Behavior Change Techniques of Intervention Strategies for Sedentary Behavior in Patients with COPD Can Be Used Synergistically
The results of this study showed that the BCTs used in the sedentary behavior intervention strategies for COPD patients were diverse, and more than four BCTs were used in the included studies, and there may be synergistic effects between various techniques. Goal setting (1.1), Feedback on behavior (2.2), Self-monitoring of behavior (2.3), and Instruction on how to perform the behavior (4.1) form the cornerstone of all interventions. This combination systematically enhances patients’ self-management capability and reflective motivation, creating a complete support loop of “set goals - learn skills - monitor progress - receive feedback. Information about health consequences (5.1) was used in 4 studies. This indicates that beyond core self-regulation support, educational strategies to alter cognitions and enhance perceived benefits/risks of behavior change are widely adopted. Behavioral practice/rehearsal (8.1) and Behavior substitution (8.2) were each applied in 3 studies. These techniques directly target automatic motivation, aiming to substitute sedentary behavior with physical activity. However, environmental restructuring (12.1) was only applied in two studies, and its effectiveness in altering sedentary behavior requires further investigation. Social support (3.3) can provide emotional support and help, so that patients feel cared for and encouraged by others, so as to more firmly change their sedentary behavior. In the future, research can combine a variety of BCTs to construct a variety of intervention strategies for sedentary behavior in COPD, so as to reduce the sedentary time of patients.
Conclusion
This paper summarizes the current intervention strategies for sedentary behavior in COPD patients through a scoping review, and preliminary summarizes the core characteristics, clinical effectiveness, and BCTs of these strategies. Existing evidence indicates that interventions grounded in behavior change show signals of reducing device-measured daily total sedentary time and shortening prolonged sitting bouts in patients with COPD; however, the durability of these effects varies across studies. At the end of the intervention period, effective interventions could reduce patients’ daily total sedentary time by 60–128 minutes per day. These changes imply a decrease in prolonged, unbroken sitting periods, which carries potential clinical benefits for alleviating symptoms such as dyspnea and fatigue, as well as improving circulatory function.

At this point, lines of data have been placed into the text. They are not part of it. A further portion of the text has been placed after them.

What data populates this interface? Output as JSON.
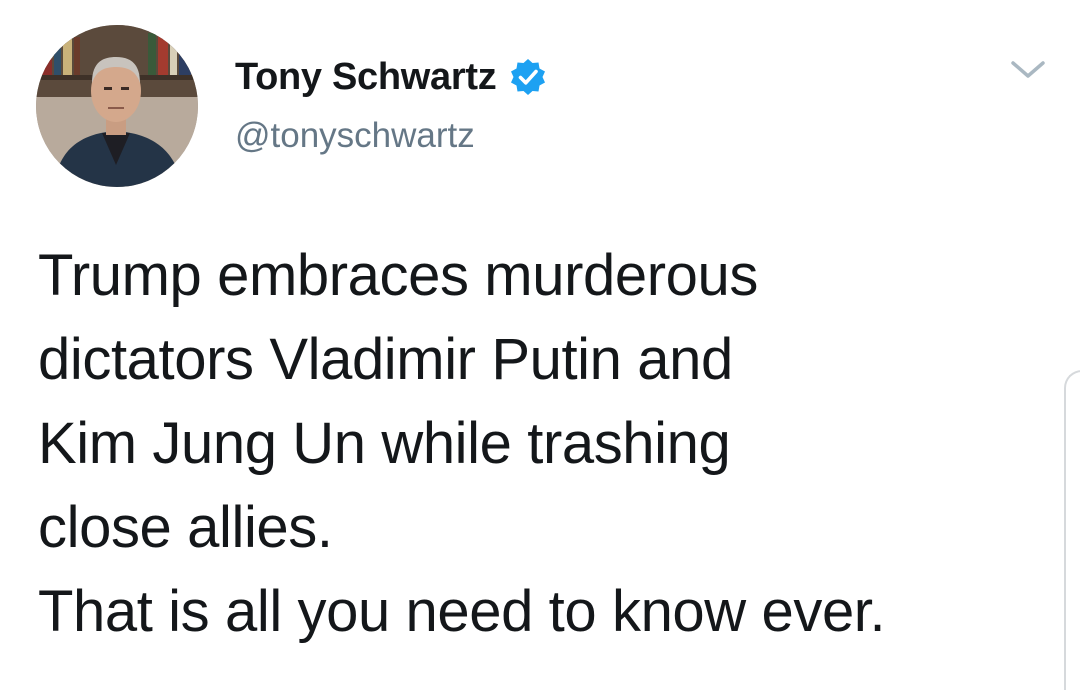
{
  "tweet": {
    "author": {
      "display_name": "Tony Schwartz",
      "handle": "@tonyschwartz",
      "verified": true,
      "verified_color": "#1da1f2",
      "avatar_icon": "profile-photo"
    },
    "menu_icon": "chevron-down-icon",
    "text_lines": [
      "Trump embraces murderous",
      "dictators Vladimir Putin and",
      "Kim Jung Un while trashing",
      "close allies.",
      "That is all you need to know ever."
    ]
  },
  "colors": {
    "text": "#14171a",
    "secondary": "#657786",
    "background": "#ffffff"
  }
}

Nevertheless, it should be transparently noted that the current evidence base is limited by small sample sizes and high heterogeneity, with a lack of standardized measurement devices and core outcome indicators. Only one study included a follow-up assessment extending to 36 weeks, demonstrating the maintenance of reduced sedentary time, while two studies reported no significant change in total daily sedentary time despite observed increases in physical activity. Therefore, future research for practice, prioritize strategies that build capability, opportunity, and motivation to prompt breaks in sitting and light-intensity accrual using wearables or simple cues, for research, standardize device metrics and bout/break definitions, standardize definitions and outcome measures, report minimal clinically important changes when available, plan maintenance beyond 3–6 months including real-world implementation assessments, power trials for sedentary outcomes rather than steps alone, strengthen the standardized coding and reporting of BCTs to improve the transparency and repeatability of the research process.
Funding
This study was supported by [the Joint Special Project between Yunnan Federation of Social Sciences and Yunnan University of Chinese Medicine] (Grant number LHZX202419) and [Yunnan Provincial Annual Planning Project for Philosophy and Social Sciences] (Grant number QN202525).
Disclosure
The authors report no conflicts of interest in this work.